Depuis quelques mois, face à la hausse du nombre de demandes d’asile en Allemagne, les autorités germaniques ne savent plus où donner de la tête pour trouver des solutions de logement. L’Allemagne est le premier pays d’accueil en Europe, et compte à elle seule 29% des demandes d’asile de l’Union européenne pour l’année 2013. Environ 200.000 demandes d’asile ont même été déposées pendant l’année 2014, un chiffre en hausse de 60% par rapport à l’année précédente.

En Bavière, des demandeurs d’asile ont été accueillis en urgence dans la zone VIP du stade des JO 1972 de Munich. Pendant l’Oktoberfest, la célèbre Fête de la bière de Munich, une tente a même été mise à disposition comme abri pour demandeurs d’asile.

Dans les villes allemandes, les requérants sont parfois hébergés dans des garages, des gymnases, des casernes militaires, quand ils ne montent pas eux-mêmes des campements sauvages, comme dans le centre-ville de Berlin. Alertés par le problème, des Berlinois ont décidé de lancer une plateforme de colocation solidaire pour accueillir les demandeurs d’asile et réfugiés. Car c’est désormais un fait: ces alternatives privées, positives ou négatives, se substituent de plus en plus à l’action des Etats, incapables d’assumer leur mission d’accueil et d’asile.

En Suisse, des bunkers antinucléaires

Le phénomène n’est pas seulement allemand, mais se manifeste dans toute l’Europe. En Suisse, une vingtaine de bunkers militaires antinucléaires ont été ouverts pour des demandeurs d’asile.

Sans fenêtres ni lumière naturelle, les requérants suisses, en majorité des Erythréens ayant souvent subi des tortures, y résident parfois depuis plus d’un an. Bruit assourdissant de la ventilation et respiration difficile, les conditions sous-terraines sont terribles.

«Il y a deux douches et six toilettes pour une centaine de résidents. Les néons sont allumés toute la nuit, beaucoup ont des problèmes aux yeux», explique Antoine, de l’association suisse Agora, l’une des rares structures habilitées à visiter les bunkers du canton de Genève, interdits aux journalistes. 

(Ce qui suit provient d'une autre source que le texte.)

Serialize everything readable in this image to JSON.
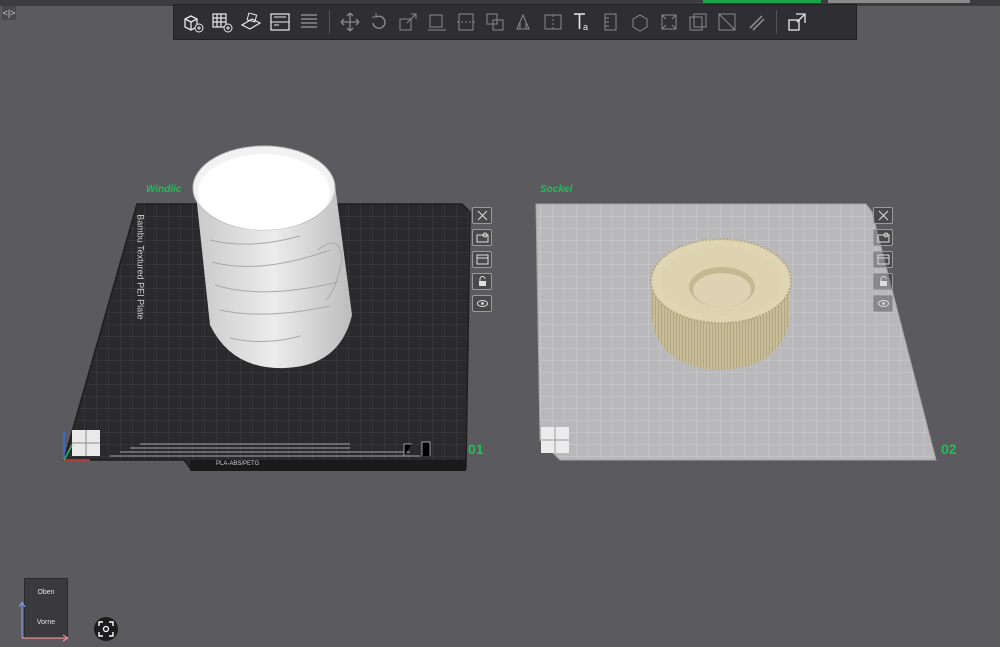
{
  "window": {
    "collapse_label": "<|>"
  },
  "toolbar": {
    "items": [
      {
        "name": "add-object-icon"
      },
      {
        "name": "add-plate-icon"
      },
      {
        "name": "auto-orient-icon"
      },
      {
        "name": "arrange-icon"
      },
      {
        "name": "split-icon"
      },
      {
        "name": "move-icon"
      },
      {
        "name": "rotate-icon"
      },
      {
        "name": "scale-icon"
      },
      {
        "name": "lay-on-face-icon"
      },
      {
        "name": "cut-icon"
      },
      {
        "name": "mesh-boolean-icon"
      },
      {
        "name": "support-paint-icon"
      },
      {
        "name": "seam-paint-icon"
      },
      {
        "name": "text-icon",
        "glyph": "Ta"
      },
      {
        "name": "measure-icon"
      },
      {
        "name": "assembly-icon"
      },
      {
        "name": "emboss-icon"
      },
      {
        "name": "variable-layer-icon"
      },
      {
        "name": "color-paint-icon"
      },
      {
        "name": "fuzzy-skin-icon"
      },
      {
        "name": "plate-settings-icon"
      }
    ]
  },
  "plates": [
    {
      "label": "Windlic",
      "number": "01",
      "bed_text": "Bambu Textured PEI Plate",
      "filament_text": "PLA-ABS/PETG",
      "object": "Windlicht",
      "colors": {
        "bed": "#2a2a2c",
        "grid": "#4a4a4e",
        "object": "#dcdcdc"
      }
    },
    {
      "label": "Sockel",
      "number": "02",
      "object": "Sockel",
      "colors": {
        "bed": "#b9b9bb",
        "grid": "#d5d5d7",
        "object": "#cbbf9c"
      }
    }
  ],
  "plate_actions": [
    {
      "name": "delete-plate-icon"
    },
    {
      "name": "auto-arrange-plate-icon"
    },
    {
      "name": "plate-settings-icon"
    },
    {
      "name": "lock-plate-icon"
    },
    {
      "name": "show-plate-icon"
    }
  ],
  "navcube": {
    "top_label": "Oben",
    "front_label": "Vorne"
  },
  "accent_color": "#1fbf58"
}
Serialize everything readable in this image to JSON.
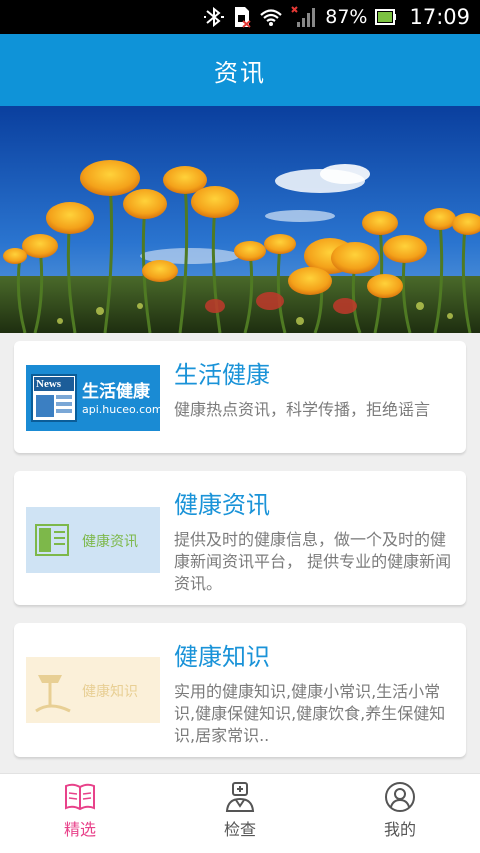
{
  "status_bar": {
    "battery": "87%",
    "time": "17:09"
  },
  "header": {
    "title": "资讯"
  },
  "banner": {
    "icon": "poppy-field-photo"
  },
  "cards": [
    {
      "title": "生活健康",
      "description": "健康热点资讯，科学传播，拒绝谣言",
      "thumb": {
        "badge": "News",
        "label": "生活健康",
        "url_text": "api.huceo.com"
      }
    },
    {
      "title": "健康资讯",
      "description": "提供及时的健康信息，做一个及时的健康新闻资讯平台， 提供专业的健康新闻资讯。",
      "thumb": {
        "label": "健康资讯"
      }
    },
    {
      "title": "健康知识",
      "description": "实用的健康知识,健康小常识,生活小常识,健康保健知识,健康饮食,养生保健知识,居家常识..",
      "thumb": {
        "label": "健康知识"
      }
    }
  ],
  "bottom_nav": [
    {
      "label": "精选",
      "icon": "book-icon",
      "active": true
    },
    {
      "label": "检查",
      "icon": "doctor-icon",
      "active": false
    },
    {
      "label": "我的",
      "icon": "user-icon",
      "active": false
    }
  ],
  "colors": {
    "primary": "#0f93d8",
    "card_title": "#1a93d8",
    "active_tab": "#e8428a"
  }
}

La Suisse fait face à une crise du logement, et les structures publiques existantes font l’objet de vives critiques de la part des associations. En novembre 2014, le foyer des Tattes, situé dans la banlieue de Genève, avait été le théâtre d’un violent incendie, provoquant la mort d’un demandeur d’asile et une quarantaine de blessés. Les portes étaient restées bloquées par les flammes, et les résidents avaient dû se défenestrer. L’enquête est en cours et les demandeurs d’asile ont été temporairement logés dans les bunkers.

Mais face à ces dérives publiques, des initiatives plus solidaires apparaissent.

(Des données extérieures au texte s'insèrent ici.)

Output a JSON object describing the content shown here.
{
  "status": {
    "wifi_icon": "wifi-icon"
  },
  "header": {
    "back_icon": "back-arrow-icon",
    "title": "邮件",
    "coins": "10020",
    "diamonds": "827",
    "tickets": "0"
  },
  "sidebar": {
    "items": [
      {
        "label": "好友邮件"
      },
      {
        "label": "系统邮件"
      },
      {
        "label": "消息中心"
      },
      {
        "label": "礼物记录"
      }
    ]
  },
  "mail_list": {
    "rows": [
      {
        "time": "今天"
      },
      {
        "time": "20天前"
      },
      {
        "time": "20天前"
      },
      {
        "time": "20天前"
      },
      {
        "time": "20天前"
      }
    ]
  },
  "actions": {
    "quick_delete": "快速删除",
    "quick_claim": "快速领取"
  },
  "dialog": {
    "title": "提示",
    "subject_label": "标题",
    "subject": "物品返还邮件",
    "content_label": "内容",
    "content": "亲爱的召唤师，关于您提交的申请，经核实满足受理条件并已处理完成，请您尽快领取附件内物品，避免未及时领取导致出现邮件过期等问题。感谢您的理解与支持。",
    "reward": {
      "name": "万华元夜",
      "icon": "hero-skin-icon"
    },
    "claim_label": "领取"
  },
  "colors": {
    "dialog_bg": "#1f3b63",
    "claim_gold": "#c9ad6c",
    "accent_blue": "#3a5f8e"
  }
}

Refusant d’avoir recours aux abris antinucléaires, le canton suisse-allemand de Schwytz a ainsi placé une trentaine de demandeurs d’asile érythréens dans un monastère bucolique en pleine campagne. A Bâle, les particuliers sont mêmes invité à accueillir chez eux des réfugiés syriens, en échange d’une enveloppe de la municipalité.

Le business de l'hébergement

Pour se décharger de l’hébergement d’asile, les Etats européens délèguent de plus en plus à des opérateurs privés. Ce phénomène a créé un véritable business de l’asile en Europe.

En Suède, pays qui reçoit proportionnellement à sa population le plus grand nombre de demandeurs d’asile au sein de l’Union européenne, un ex-député anti-immigration a même fait fortune dans les logements pour réfugiés. Avec ses hôtels, sous contrat avec le Bureau des migrations suédois, son chiffre d’affaires approche les 25 millions d’euros en 2014. L'objectif de Bert Karlsson:

«Faire de l’Ikea pour demandeurs d’asile.»

En Italie, les fonds alloués à l’hébergement, par l’Union européenne et le gouvernement italien, seraient estimés entre 700 et 800 millions d’euros par an, selon l’hebdomadaire Internazionale. De nombreux hôtels et organisations mafieuses commenceraient à profiter de cette manne financière.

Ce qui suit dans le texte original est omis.